Timing is always the trouble—we put off till tomorrow what we know we should do today, and trouble results. In our lives, and also in our lives as nations and as a world. What is the tragic and hideous war in Ukraine but the result of changes left too long? For instance, we’ve known for many years that Putin’s regime was brutish and careening toward something truly ugly. There’s little doubt that his henchmen assassinated Russian dissidents in the streets outside the Kremlin and Russian exiles in the streets of Britain; they tried (and very nearly succeeded) to kill his main political opponent by poisoning his underwear. But there were luxury apartments to be sold to his apparatchiks (the British capital has been nicknamed Londongrad; Trump’s son boasted that “we have all the funding we need out of Russia”).
And, of course, we’d long known that we needed to do something about climate change—after all, the Arctic is melting, which seems like the kind of sign that doesn’t require much interpretation. But we’re used to the world we live in; doing the work to change our lives was rarely a priority.
These two avoidances combined to power Putin. Remember, for instance, that the CEO of ExxonMobil (and eventually Trump’s first secretary of state) Rex Tillerson literally accepted an “Order of Friendship” from the Russian dictator, long after it was clear what kind of man he was. (“Friendship” was defined as Exxon having heavily invested in the project of developing Russia’s Arctic oil, a project only possible because we’d already melted most of the ice.)
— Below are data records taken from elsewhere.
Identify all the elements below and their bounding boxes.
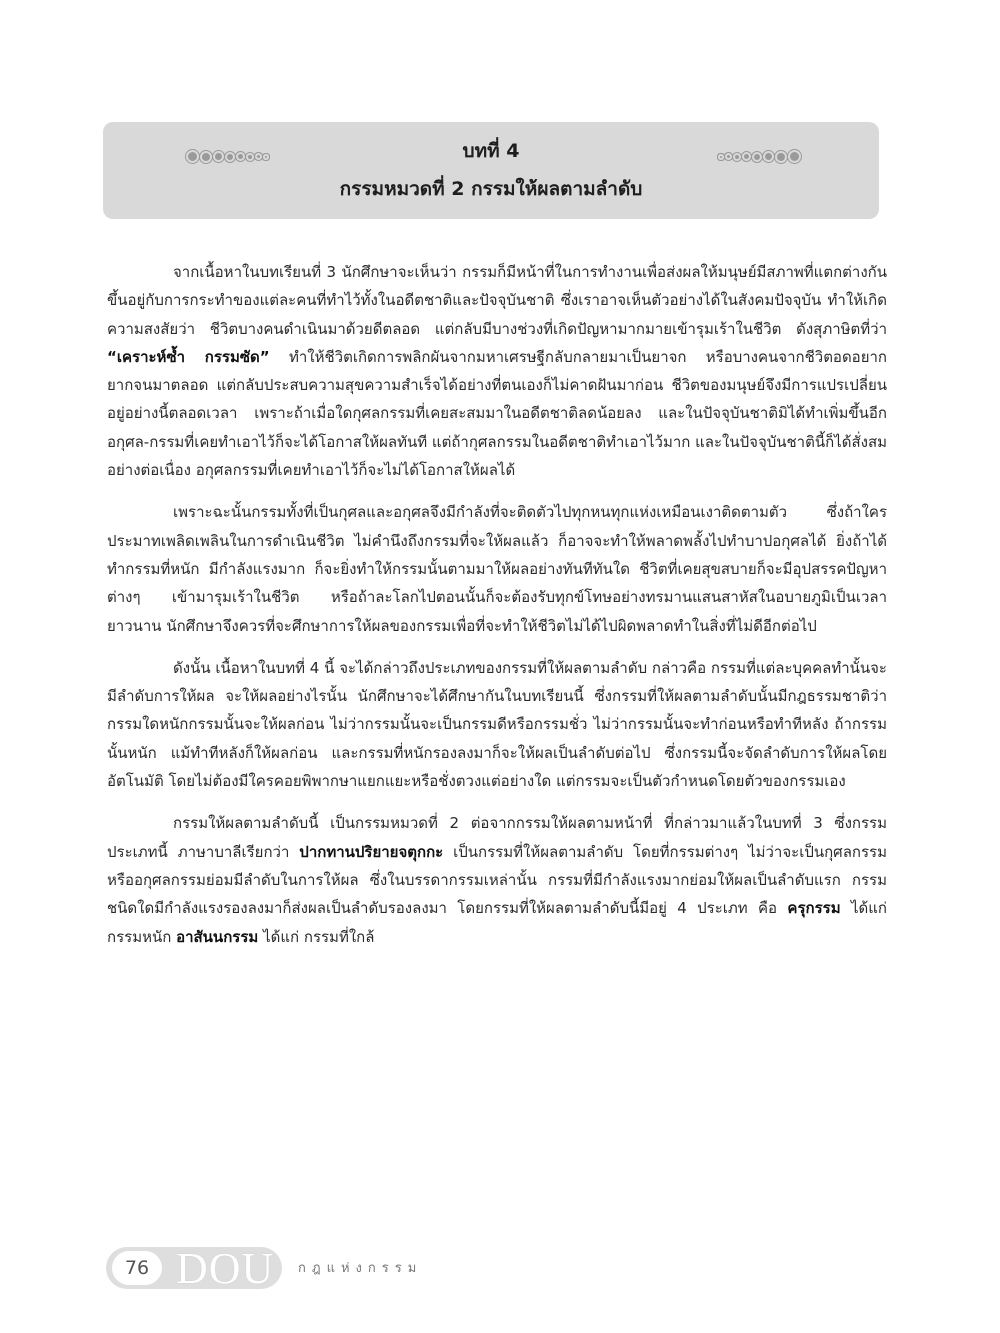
chapter-header [103, 122, 879, 219]
body-text [107, 258, 887, 965]
page-badge [106, 1244, 282, 1293]
page-number: 76 [112, 1251, 162, 1285]
book-title: กฎแห่งกรรม [298, 1261, 423, 1276]
quote-proverb: “เคราะห์ซ้ำ กรรมซัด” [107, 347, 270, 366]
paragraph-2: เพราะฉะนั้นกรรมทั้งที่เป็นกุศลและอกุศลจึงมีกำลังที่จะติดตัวไปทุกหนทุกแห่งเหมือนเงาติดตามตัว ซึ่งถ้าใครประมาทเพลิดเพลินในการดำเนินชีวิต ไม่คำนึงถึงกรรมที่จะให้ผลแล้ว ก็อาจจะทำให้พลาดพลั้งไปทำบาปอกุศลได้ ยิ่งถ้าได้ทำกรรมที่หนัก มีกำลังแรงมาก ก็จะยิ่งทำให้กรรมนั้นตามมาให้ผลอย่างทันทีทันใด ชีวิตที่เคยสุขสบายก็จะมีอุปสรรคปัญหาต่างๆ เข้ามารุมเร้าในชีวิต หรือถ้าละโลกไปตอนนั้นก็จะต้องรับทุกข์โทษอย่างทรมานแสนสาหัสในอบายภูมิเป็นเวลายาวนาน นักศึกษาจึงควรที่จะศึกษาการให้ผลของกรรมเพื่อที่จะทำให้ชีวิตไม่ได้ไปผิดพลาดทำในสิ่งที่ไม่ดีอีกต่อไป [107, 503, 887, 635]
term-asanna: อาสันนกรรม [176, 927, 259, 946]
decorative-dots-right [720, 152, 799, 161]
paragraph-3: ดังนั้น เนื้อหาในบทที่ 4 นี้ จะได้กล่าวถึงประเภทของกรรมที่ให้ผลตามลำดับ กล่าวคือ กรรมที่แต่ละบุคคลทำนั้นจะมีลำดับการให้ผล จะให้ผลอย่างไรนั้น นักศึกษาจะได้ศึกษากันในบทเรียนนี้ ซึ่งกรรมที่ให้ผลตามลำดับนั้นมีกฎธรรมชาติว่า กรรมใดหนักกรรมนั้นจะให้ผลก่อน ไม่ว่ากรรมนั้นจะเป็นกรรมดีหรือกรรมชั่ว ไม่ว่ากรรมนั้นจะทำก่อนหรือทำทีหลัง ถ้ากรรมนั้นหนัก แม้ทำทีหลังก็ให้ผลก่อน และกรรมที่หนักรองลงมาก็จะให้ผลเป็นลำดับต่อไป ซึ่งกรรมนี้จะจัดลำดับการให้ผลโดยอัตโนมัติ โดยไม่ต้องมีใครคอยพิพากษาแยกแยะหรือชั่งตวงแต่อย่างใด แต่กรรมจะเป็นตัวกำหนดโดยตัวของกรรมเอง [107, 658, 887, 791]
term-pali: ปากทานปริยายจตุกกะ [299, 842, 444, 861]
chapter-number: บทที่ 4 [462, 140, 520, 162]
paragraph-1: จากเนื้อหาในบทเรียนที่ 3 นักศึกษาจะเห็นว่า กรรมก็มีหน้าที่ในการทำงานเพื่อส่งผลให้มนุษย์มีสภาพที่แตกต่างกัน ขึ้นอยู่กับการกระทำของแต่ละคนที่ทำไว้ทั้งในอดีตชาติและปัจจุบันชาติ ซึ่งเราอาจเห็นตัวอย่างได้ในสังคมปัจจุบัน ทำให้เกิดความสงสัยว่า ชีวิตบางคนดำเนินมาด้วยดีตลอด แต่กลับมีบางช่วงที่เกิดปัญหามากมายเข้ารุมเร้าในชีวิต ดังสุภาษิตที่ว่า “เคราะห์ซ้ำ กรรมซัด” ทำให้ชีวิตเกิดการพลิกผันจากมหาเศรษฐีกลับกลายมาเป็นยาจก หรือบางคนจากชีวิตอดอยากยากจนมาตลอด แต่กลับประสบความสุขความสำเร็จได้อย่างที่ตนเองก็ไม่คาดฝันมาก่อน ชีวิตของมนุษย์จึงมีการแปรเปลี่ยนอยู่อย่างนี้ตลอดเวลา เพราะถ้าเมื่อใดกุศลกรรมที่เคยสะสมมาในอดีตชาติลดน้อยลง และในปัจจุบันชาติมิได้ทำเพิ่มขึ้นอีก อกุศล-กรรมที่เคยทำเอาไว้ก็จะได้โอกาสให้ผลทันที แต่ถ้ากุศลกรรมในอดีตชาติทำเอาไว้มาก และในปัจจุบันชาตินี้ก็ได้สั่งสมอย่างต่อเนื่อง อกุศลกรรมที่เคยทำเอาไว้ก็จะไม่ได้โอกาสให้ผลได้ [107, 263, 887, 480]
dou-logo: DOU [176, 1244, 275, 1293]
chapter-title: กรรมหมวดที่ 2 กรรมให้ผลตามลำดับ [339, 178, 643, 200]
term-garuka: ครุกรรม [787, 899, 841, 918]
paragraph-4: กรรมให้ผลตามลำดับนี้ เป็นกรรมหมวดที่ 2 ต่อจากกรรมให้ผลตามหน้าที่ ที่กล่าวมาแล้วในบทที่ 3 ซึ่งกรรมประเภทนี้ ภาษาบาลีเรียกว่า ปากทานปริยายจตุกกะ เป็นกรรมที่ให้ผลตามลำดับ โดยที่กรรมต่างๆ ไม่ว่าจะเป็นกุศลกรรมหรืออกุศลกรรมย่อมมีลำดับในการให้ผล ซึ่งในบรรดากรรมเหล่านั้น กรรมที่มีกำลังแรงมากย่อมให้ผลเป็นลำดับแรก กรรมชนิดใดมีกำลังแรงรองลงมาก็ส่งผลเป็นลำดับรองลงมา โดยกรรมที่ให้ผลตามลำดับนี้มีอยู่ 4 ประเภท คือ ครุกรรม ได้แก่ กรรมหนัก อาสันนกรรม ได้แก่ กรรมที่ใกล้ [107, 814, 887, 946]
So, Putin was able to invade Ukraine because he had a war machine paid for by oil and gas (literally—60 percent of the country’s exports consist of hydrocarbons. Try to find something of Russian manufacture in your house). And he was able to cow Europe by threatening to turn off its gas supplies.
Now, belatedly, at enormous expense in lives (and in treasure), we are rallying ourselves to the tasks we should have undertaken long ago: converting Europe and perhaps America to renewable energy, shutting down the money pipeline that has made Putin’s regime work. The people who paid the price for our delay are the ones sheltering in subway stations and pulling bodies from bombed hospitals; we must, sadly, pray that they will be the only ones, and that the whole world won’t pay in a radioactive cloud.
We are at a place in world history—on a crowded, hair-trigger planet—where putting off clearly necessary tasks because they are hard is the greatest dereliction of duty. “Sufficient unto the day is the evil thereof” is reasonable advice only if we actually heed it, which means taking that evil seriously when it arises, not putting it off in the hope that someone else will take it on.